Japan Art and Hiroshige (Mount Fuji)
Lee Jay Walker
Modern Tokyo Times

Ando Hiroshige (1797–1858) is a highly acclaimed Japanese artist best known for his landscape prints. This article focuses on his series Thirty-six Views of Mount Fuji, in which the iconic mountain serves as a unifying backdrop to three coastal settings depicted by Hiroshige.
The British Museum says, “He started producing landscape prints in the early 1830s, establishing his own unique style with the series ‘Famous Places in Edo’ (Ichiyusai signature) and ‘Fifty-three Stations of the Tokaido Highway’ of 1832-3. He continued to excel at views of famous places throughout his career and managed to express in great detail the poetic sensibility inherent in the climate and topography of Japan and the people who lived there.”
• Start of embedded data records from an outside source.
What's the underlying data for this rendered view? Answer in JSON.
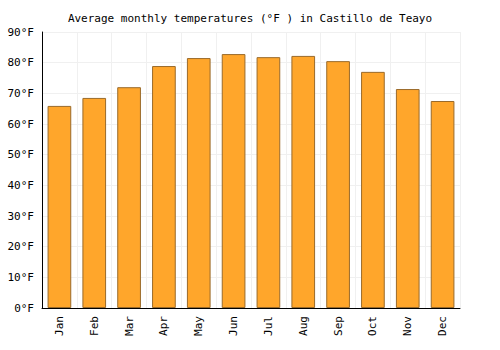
{
  "chart_data": {
    "type": "bar",
    "title": "Average monthly temperatures (°F ) in Castillo de Teayo",
    "categories": [
      "Jan",
      "Feb",
      "Mar",
      "Apr",
      "May",
      "Jun",
      "Jul",
      "Aug",
      "Sep",
      "Oct",
      "Nov",
      "Dec"
    ],
    "values": [
      65.9,
      68.5,
      72,
      78.9,
      81.5,
      82.8,
      81.8,
      82.2,
      80.5,
      77,
      71.4,
      67.5
    ],
    "color": "#ffa62b",
    "ylim": [
      0,
      90
    ],
    "yticks": [
      {
        "value": 0,
        "label": "0°F"
      },
      {
        "value": 10,
        "label": "10°F"
      },
      {
        "value": 20,
        "label": "20°F"
      },
      {
        "value": 30,
        "label": "30°F"
      },
      {
        "value": 40,
        "label": "40°F"
      },
      {
        "value": 50,
        "label": "50°F"
      },
      {
        "value": 60,
        "label": "60°F"
      },
      {
        "value": 70,
        "label": "70°F"
      },
      {
        "value": 80,
        "label": "80°F"
      },
      {
        "value": 90,
        "label": "90°F"
      }
    ],
    "grid": true
  }
}
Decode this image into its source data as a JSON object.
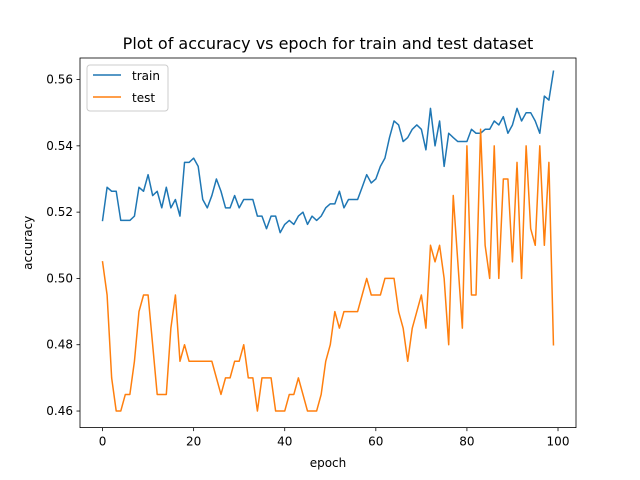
{
  "chart_data": {
    "type": "line",
    "title": "Plot of accuracy vs epoch for train and test dataset",
    "xlabel": "epoch",
    "ylabel": "accuracy",
    "xlim": [
      -4.95,
      103.95
    ],
    "ylim": [
      0.455,
      0.5665
    ],
    "xticks": [
      0,
      20,
      40,
      60,
      80,
      100
    ],
    "yticks": [
      0.46,
      0.48,
      0.5,
      0.52,
      0.54,
      0.56
    ],
    "ytick_labels": [
      "0.46",
      "0.48",
      "0.50",
      "0.52",
      "0.54",
      "0.56"
    ],
    "legend_position": "upper-left",
    "grid": false,
    "x": [
      0,
      1,
      2,
      3,
      4,
      5,
      6,
      7,
      8,
      9,
      10,
      11,
      12,
      13,
      14,
      15,
      16,
      17,
      18,
      19,
      20,
      21,
      22,
      23,
      24,
      25,
      26,
      27,
      28,
      29,
      30,
      31,
      32,
      33,
      34,
      35,
      36,
      37,
      38,
      39,
      40,
      41,
      42,
      43,
      44,
      45,
      46,
      47,
      48,
      49,
      50,
      51,
      52,
      53,
      54,
      55,
      56,
      57,
      58,
      59,
      60,
      61,
      62,
      63,
      64,
      65,
      66,
      67,
      68,
      69,
      70,
      71,
      72,
      73,
      74,
      75,
      76,
      77,
      78,
      79,
      80,
      81,
      82,
      83,
      84,
      85,
      86,
      87,
      88,
      89,
      90,
      91,
      92,
      93,
      94,
      95,
      96,
      97,
      98,
      99
    ],
    "series": [
      {
        "name": "train",
        "color": "#1f77b4",
        "values": [
          0.5175,
          0.5275,
          0.5263,
          0.5263,
          0.5175,
          0.5175,
          0.5175,
          0.5188,
          0.5275,
          0.5263,
          0.5313,
          0.525,
          0.5263,
          0.5213,
          0.5275,
          0.5213,
          0.5238,
          0.5188,
          0.535,
          0.535,
          0.5363,
          0.5338,
          0.5238,
          0.5213,
          0.525,
          0.53,
          0.5263,
          0.5213,
          0.5213,
          0.525,
          0.5213,
          0.5238,
          0.5238,
          0.5238,
          0.5188,
          0.5188,
          0.515,
          0.5188,
          0.5188,
          0.5138,
          0.5163,
          0.5175,
          0.5163,
          0.5188,
          0.52,
          0.5163,
          0.5188,
          0.5175,
          0.5188,
          0.5213,
          0.5225,
          0.5225,
          0.5263,
          0.5213,
          0.5238,
          0.5238,
          0.5238,
          0.5275,
          0.5313,
          0.5288,
          0.53,
          0.5338,
          0.5363,
          0.5425,
          0.5475,
          0.5463,
          0.5413,
          0.5425,
          0.545,
          0.5463,
          0.545,
          0.5388,
          0.5513,
          0.54,
          0.5475,
          0.5338,
          0.5438,
          0.5425,
          0.5413,
          0.5413,
          0.5413,
          0.545,
          0.5438,
          0.5438,
          0.545,
          0.545,
          0.5475,
          0.5463,
          0.5488,
          0.5438,
          0.5463,
          0.5513,
          0.5475,
          0.55,
          0.55,
          0.5475,
          0.5438,
          0.555,
          0.5538,
          0.5625
        ]
      },
      {
        "name": "test",
        "color": "#ff7f0e",
        "values": [
          0.505,
          0.495,
          0.47,
          0.46,
          0.46,
          0.465,
          0.465,
          0.475,
          0.49,
          0.495,
          0.495,
          0.48,
          0.465,
          0.465,
          0.465,
          0.485,
          0.495,
          0.475,
          0.48,
          0.475,
          0.475,
          0.475,
          0.475,
          0.475,
          0.475,
          0.47,
          0.465,
          0.47,
          0.47,
          0.475,
          0.475,
          0.48,
          0.47,
          0.47,
          0.46,
          0.47,
          0.47,
          0.47,
          0.46,
          0.46,
          0.46,
          0.465,
          0.465,
          0.47,
          0.465,
          0.46,
          0.46,
          0.46,
          0.465,
          0.475,
          0.48,
          0.49,
          0.485,
          0.49,
          0.49,
          0.49,
          0.49,
          0.495,
          0.5,
          0.495,
          0.495,
          0.495,
          0.5,
          0.5,
          0.5,
          0.49,
          0.485,
          0.475,
          0.485,
          0.49,
          0.495,
          0.485,
          0.51,
          0.505,
          0.51,
          0.5,
          0.48,
          0.525,
          0.505,
          0.485,
          0.54,
          0.495,
          0.495,
          0.545,
          0.51,
          0.5,
          0.54,
          0.5,
          0.53,
          0.53,
          0.505,
          0.535,
          0.5,
          0.54,
          0.515,
          0.51,
          0.54,
          0.51,
          0.535,
          0.48
        ]
      }
    ]
  }
}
Artists such as Vincent van Gogh (1853–1890), Pierre Bonnard (1867–1947), Mstislav Dobuzhinsky (1875–1957), Claude Monet (1840–1926), Paul Gauguin (1848–1903), Henri de Toulouse-Lautrec (1864–1901), and Édouard Manet (1832–1883) were among those influenced by Hiroshige and other ukiyo-e artists.
Dobuzhinsky said, “I liked to choose a viewpoint of my own so that the composition would be striking, unusual; in that, I had the constant example of Hiroshige before my eyes”

Hiroshige brings to life magical landscapes and enchanting vistas that resonate with the powerful symbolism of Mount Fuji. His portrayal of nature is both awe-inspiring and deeply evocative, capturing the spiritual and emotional essence of the Japanese landscape.